A new issue of Lost is out. e-flux is in search of the postcapitalist self. From Lyceum, Rebecca Carhart (Taylor): Pacifism and Virtue Ethics. From TNR, Michael Walzer on trying political leaders. From The Atlantic Monthly, a special section on the 14 3/4 Biggest Ideas of the Year (and a blog), including Hanna Rosin on the End of Men (and more); Walter Kirn on why boredom is extinct; Michael Kinsley on the power of no; Walter Issacson on how information wants to be paid for; and David Brooks on why teachers are fair game. From Inside Catholic, Deal Hudson on Glee and the search for postmodern innocence. Conversations with literary websites: An interview with Scott Esposito, editor of the Quarterly Conversation. Is Darth Vader mentally ill, or are the crazy ones the French psychiatrists who set out to "psychoanalyze" Anakin Skywalker? An interview with Eric Davidson, author of We Never Learn: The Gunk Punk Undergut, 1988-2001. Scott Bradfield reviews Bigfoot: The Life and Times of a Legend by Joshua Blu Buhs and Anatomy of a Beast: Obsession and Myth on the Trail of Bigfoot by Michael McLeod. Is there sex in heaven? Peter Kreeft wants to know. Why South Africa cannot fail: There is no reason to think this is a country on the brink of chaos — but when the World Cup is over, the same urgent problems will remain in the world’s most unequal country. Regulators are watching Google over antitrust concerns. Changing the course at Newsweek: It’s easy to throw rocks at an industry dealing with a digital competition and a fractured culture — here are a few (helpful) ideas. The twilight of "Don't Ask, Don't Tell" is nigh — this is a good thing for heterosexuals. A review of Moral Combat: A History of World War II by Michael Burleigh (and more and more and more and more and more).
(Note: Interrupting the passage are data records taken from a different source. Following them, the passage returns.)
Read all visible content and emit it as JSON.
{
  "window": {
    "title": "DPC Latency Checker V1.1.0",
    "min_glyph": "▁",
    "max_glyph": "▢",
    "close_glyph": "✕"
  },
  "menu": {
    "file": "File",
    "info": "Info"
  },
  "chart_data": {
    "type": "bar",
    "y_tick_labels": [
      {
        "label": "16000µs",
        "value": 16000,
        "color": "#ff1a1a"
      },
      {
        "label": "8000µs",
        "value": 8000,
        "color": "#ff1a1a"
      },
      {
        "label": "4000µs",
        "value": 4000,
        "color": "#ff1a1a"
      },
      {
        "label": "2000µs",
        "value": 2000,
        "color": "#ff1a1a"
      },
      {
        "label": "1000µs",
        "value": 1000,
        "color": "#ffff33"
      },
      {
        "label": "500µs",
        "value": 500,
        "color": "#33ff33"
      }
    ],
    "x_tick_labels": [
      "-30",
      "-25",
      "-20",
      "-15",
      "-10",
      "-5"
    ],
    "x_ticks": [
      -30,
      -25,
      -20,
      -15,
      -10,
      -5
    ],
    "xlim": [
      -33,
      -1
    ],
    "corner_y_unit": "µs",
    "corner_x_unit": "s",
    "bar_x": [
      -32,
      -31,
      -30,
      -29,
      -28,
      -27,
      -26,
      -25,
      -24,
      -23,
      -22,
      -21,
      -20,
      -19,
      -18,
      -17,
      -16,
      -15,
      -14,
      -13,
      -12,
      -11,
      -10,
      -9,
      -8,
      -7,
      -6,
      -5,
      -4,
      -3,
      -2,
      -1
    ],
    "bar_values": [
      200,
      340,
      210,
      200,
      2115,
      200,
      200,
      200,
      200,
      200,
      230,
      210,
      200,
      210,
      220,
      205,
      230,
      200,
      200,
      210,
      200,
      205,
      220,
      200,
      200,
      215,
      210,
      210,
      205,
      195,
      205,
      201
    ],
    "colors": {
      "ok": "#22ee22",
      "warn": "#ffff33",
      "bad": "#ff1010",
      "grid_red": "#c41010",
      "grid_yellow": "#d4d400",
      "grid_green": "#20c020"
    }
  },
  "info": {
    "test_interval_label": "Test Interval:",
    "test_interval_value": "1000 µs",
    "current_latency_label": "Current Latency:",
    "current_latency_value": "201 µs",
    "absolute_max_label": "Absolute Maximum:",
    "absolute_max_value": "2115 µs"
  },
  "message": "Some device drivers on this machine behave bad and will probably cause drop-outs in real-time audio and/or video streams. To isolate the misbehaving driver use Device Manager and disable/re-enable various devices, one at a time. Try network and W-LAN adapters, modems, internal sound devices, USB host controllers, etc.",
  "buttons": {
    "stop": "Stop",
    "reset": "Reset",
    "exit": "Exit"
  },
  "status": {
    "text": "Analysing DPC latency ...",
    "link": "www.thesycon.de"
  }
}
From The Journal of Markets & Morality, Guido Hulsmann (Ardens): The Production of Business Ethics. Lidija Polutnik (Babson): The Case for Economic Reasoning in MBA Education Revisited. Managers are made, not born — but can an MBA program teach a person to be a good one? From Business Week, a look at how business schools lost their way; and former active-duty soldiers are learning a lot from B-school — maybe it's time for B-schools to learn a thing or two from the military. A review of Rethinking the MBA: Business Education at a Crossroads. Floated on the ideas market: Julian Baggini meets Melbourne Business School’s philosopher-in-residence, John Armstrong. Changing the world, one MBA at a time: Groups like MBAs Without Borders give B-school graduates experience in the developing world, and just maybe a new career. Courses and curriculums are being revised to avoid building silos in business schools and students’ minds. A review of The Next Generation of Women Leaders: What You Need to Lead but Won’t Learn in Business School by Selena Rezvani. Berkeley's is the latest business school to shake up its MBA courses. Here are 10 predictions for the future of B-schools. From Forbes, a look at why more women are heading to business school. Producing the highest-quality MBAs is the unabashed aim of "sausage factory" BPP; Katie Best is proud to see it deliver. How to Build a B-School: Johns Hopkins is creating an MBA program that plays off its strengths. Can an "MBA oath" fix what’s wrong with business? A review of The MBA Oath: Setting a Higher Standard for Business Leaders by Max Anderson and Peter Escher (and more). In India, demand for high-quality business education is outstripping supply; for some North American business schools, India may be the new promised land.